Similar to “baby talk”, Elderspeak by definition is when someone, generally younger, talks to a senior in a way that uses a type of specialized speech. The person who is speaking will make shorter, less complex sentences, and using added inflection. Commonly, the speaker will also use “we” in the sentence instead of “you”. The speaker will also answer questions for the senior while talking in a demeaning manner. Again, the speaker will generally talk to the senior in a way that is similar to talking to a baby.
The idea that seniors have diminished cognitive abilities is usually the culprit for the actions of Elderspeak. This of course, is not applicable, even when it is true. In a setting of independent living, assisted living, or memory care, seniors are more than capable of being able to understand speech well-enough to denote talking to them in a regular manner. Using Elderspeak toward any senior diminishes their self-view. It’s also true that using Elderspeak is ineffective. Although some research suggests that shorter sentences can help those suffering from dementia. This research does still note that using shorter sentences in a “baby-talk” style is ineffective. It states that just speaking in a regular, clear tone and using short sentences can help those with dementia. Otherwise, it just doesn’t work.
Features of Elderspeak
- Using a sing-song voice
- Speaking loudly
- Speaking slowly
- Using incorrect pronouns: us, we, our instead of you. EX: How’s our day going?
- Pet names: Honey, Sweetheart, Dear
- Repeating questions
- Using short sentences
- Question answering: EX: You want to go to bed now, don’t you?
- Removing Self: EX: Who were you before this?

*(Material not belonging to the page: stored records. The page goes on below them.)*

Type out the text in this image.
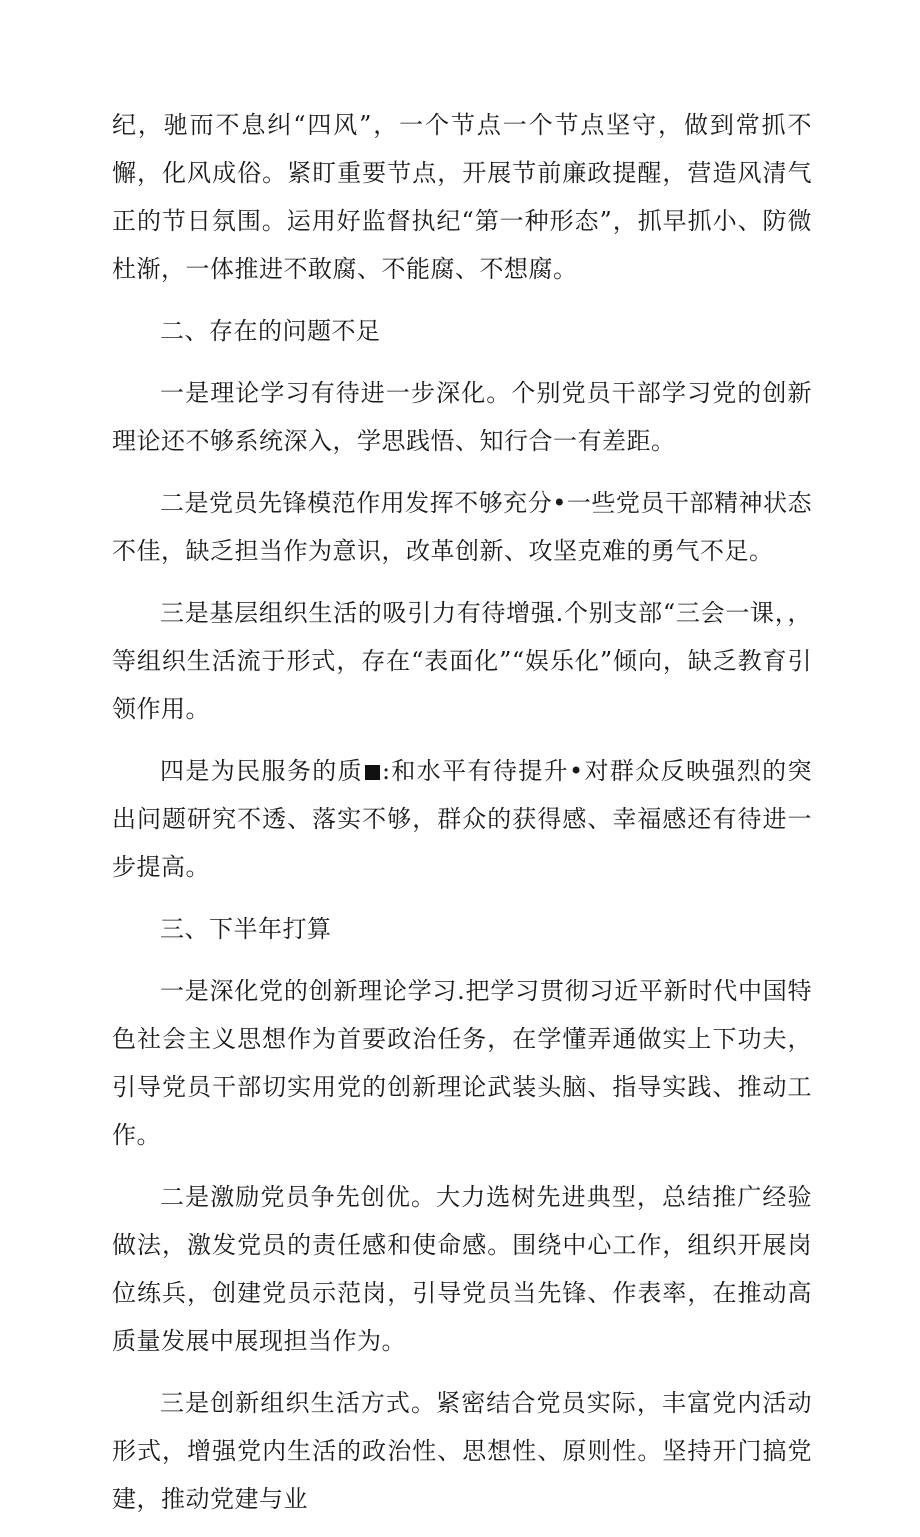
纪，驰而不息纠“四风”，一个节点一个节点坚守，做到常抓不懈，化风成俗。紧盯重要节点，开展节前廉政提醒，营造风清气正的节日氛围。运用好监督执纪“第一种形态”，抓早抓小、防微杜渐，一体推进不敢腐、不能腐、不想腐。

二、存在的问题不足

一是理论学习有待进一步深化。个别党员干部学习党的创新理论还不够系统深入，学思践悟、知行合一有差距。

二是党员先锋模范作用发挥不够充分•一些党员干部精神状态不佳，缺乏担当作为意识，改革创新、攻坚克难的勇气不足。

三是基层组织生活的吸引力有待增强.个别支部“三会一课，，等组织生活流于形式，存在“表面化”“娱乐化”倾向，缺乏教育引领作用。

四是为民服务的质 :和水平有待提升•对群众反映强烈的突出问题研究不透、落实不够，群众的获得感、幸福感还有待进一步提高。

三、下半年打算

一是深化党的创新理论学习.把学习贯彻习近平新时代中国特色社会主义思想作为首要政治任务，在学懂弄通做实上下功夫，引导党员干部切实用党的创新理论武装头脑、指导实践、推动工作。

二是激励党员争先创优。大力选树先进典型，总结推广经验做法，激发党员的责任感和使命感。围绕中心工作，组织开展岗位练兵，创建党员示范岗，引导党员当先锋、作表率，在推动高质量发展中展现担当作为。

三是创新组织生活方式。紧密结合党员实际，丰富党内活动形式，增强党内生活的政治性、思想性、原则性。坚持开门搞党建，推动党建与业
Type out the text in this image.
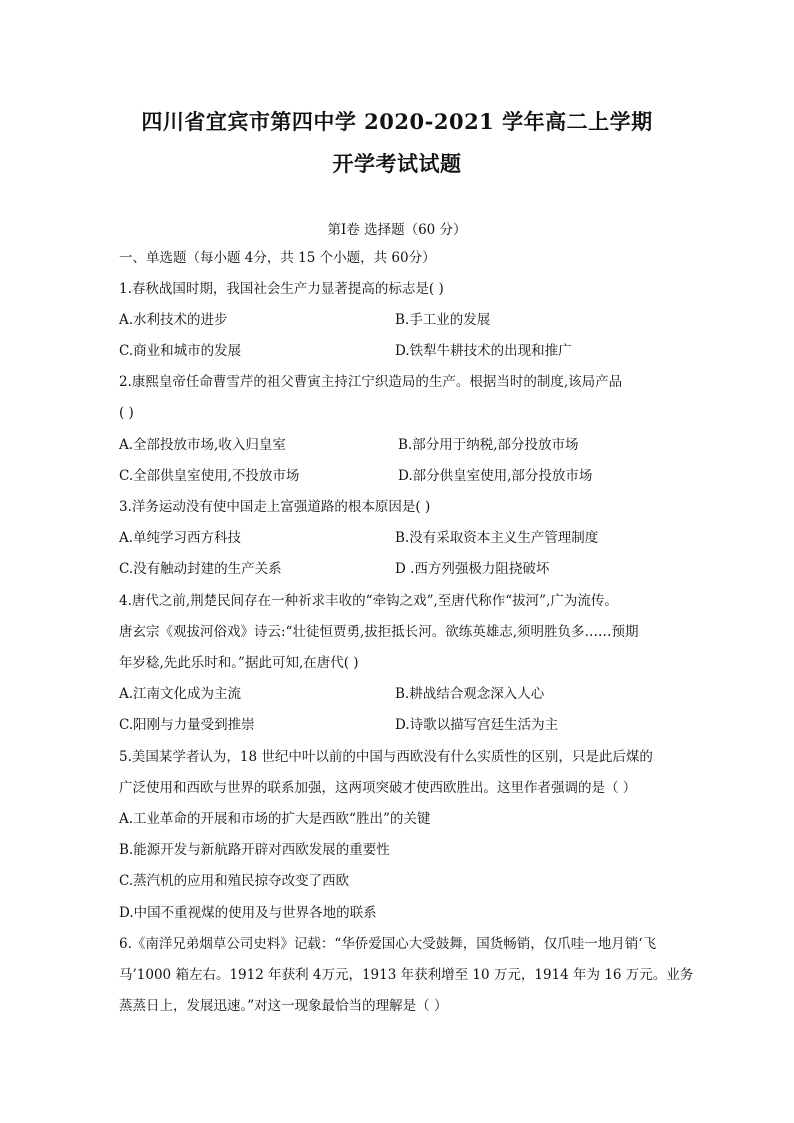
四川省宜宾市第四中学 2020-2021 学年高二上学期
开学考试试题
第Ⅰ卷 选择题（60 分）
一、单选题（每小题 4分，共 15 个小题，共 60分）
1.春秋战国时期，我国社会生产力显著提高的标志是( )
A.水利技术的进步	B.手工业的发展
C.商业和城市的发展	D.铁犁牛耕技术的出现和推广
2.康熙皇帝任命曹雪芹的祖父曹寅主持江宁织造局的生产。根据当时的制度,该局产品
( )
A.全部投放市场,收入归皇室	B.部分用于纳税,部分投放市场
C.全部供皇室使用,不投放市场	D.部分供皇室使用,部分投放市场
3.洋务运动没有使中国走上富强道路的根本原因是( )
A.单纯学习西方科技	B.没有采取资本主义生产管理制度
C.没有触动封建的生产关系	D .西方列强极力阻挠破坏
4.唐代之前,荆楚民间存在一种祈求丰收的“牵钩之戏”,至唐代称作“拔河”,广为流传。
唐玄宗《观拔河俗戏》诗云:“壮徒恒贾勇,拔拒抵长河。欲练英雄志,须明胜负多……预期
年岁稔,先此乐时和。”据此可知,在唐代( )
A.江南文化成为主流	B.耕战结合观念深入人心
C.阳刚与力量受到推崇	D.诗歌以描写宫廷生活为主
5.美国某学者认为，18 世纪中叶以前的中国与西欧没有什么实质性的区别，只是此后煤的
广泛使用和西欧与世界的联系加强，这两项突破才使西欧胜出。这里作者强调的是（ ）
A.工业革命的开展和市场的扩大是西欧“胜出”的关键
B.能源开发与新航路开辟对西欧发展的重要性
C.蒸汽机的应用和殖民掠夺改变了西欧
D.中国不重视煤的使用及与世界各地的联系
6.《南洋兄弟烟草公司史料》记载：“华侨爱国心大受鼓舞，国货畅销，仅爪哇一地月销‘飞
马’1000 箱左右。1912 年获利 4万元，1913 年获利增至 10 万元，1914 年为 16 万元。业务
蒸蒸日上，发展迅速。”对这一现象最恰当的理解是（ ）
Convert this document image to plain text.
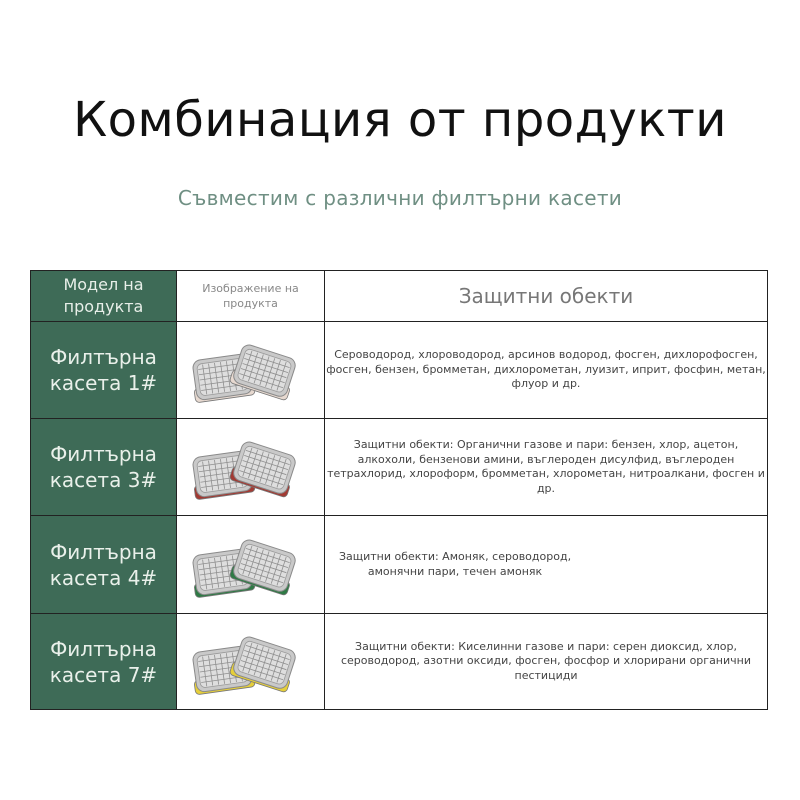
Комбинация от продукти
Съвместим с различни филтърни касети
Модел на продукта	Изображение на продукта	Защитни обекти
Филтърна касета 1#		Сероводород, хлороводород, арсинов водород, фосген, дихлорофосген, фосген, бензен, бромметан, дихлорометан, луизит, иприт, фосфин, метан, флуор и др.
Филтърна касета 3#		Защитни обекти: Органични газове и пари: бензен, хлор, ацетон, алкохоли, бензенови амини, въглероден дисулфид, въглероден тетрахлорид, хлороформ, бромметан, хлорометан, нитроалкани, фосген и др.
Филтърна касета 4#		Защитни обекти: Амоняк, сероводород, амонячни пари, течен амоняк
Филтърна касета 7#		Защитни обекти: Киселинни газове и пари: серен диоксид, хлор, сероводород, азотни оксиди, фосген, фосфор и хлорирани органични пестициди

Unfortunately, there are a lot more ways to use Elderspeak. Sometimes people will use multiple combinations of the above examples. This completely removes respect from the senior and can really hurt. In fact, research shows that using Elderspeak can spike depression rates in seniors. Studies have also shown that people with moderate to severe dementia can tell when someone is talking down to them. This shows that using Elderspeak can be harmful, especially to those that can’t speak up about it.
What to do instead?
Sometimes, one may not even notice that they’re using Elderspeak. Realizing you’re using Elderspeak is the first step to better communication. Treating seniors with respect and dignity is paramount when it comes to effectively communicating. If you notice that someone else is using Elderspeak to a senior, it should be politely pointed out. Most people don’t even realize that they’re doing it and correcting it before it becomes a problem is the best way to ensure that all seniors are given the respect they deserve.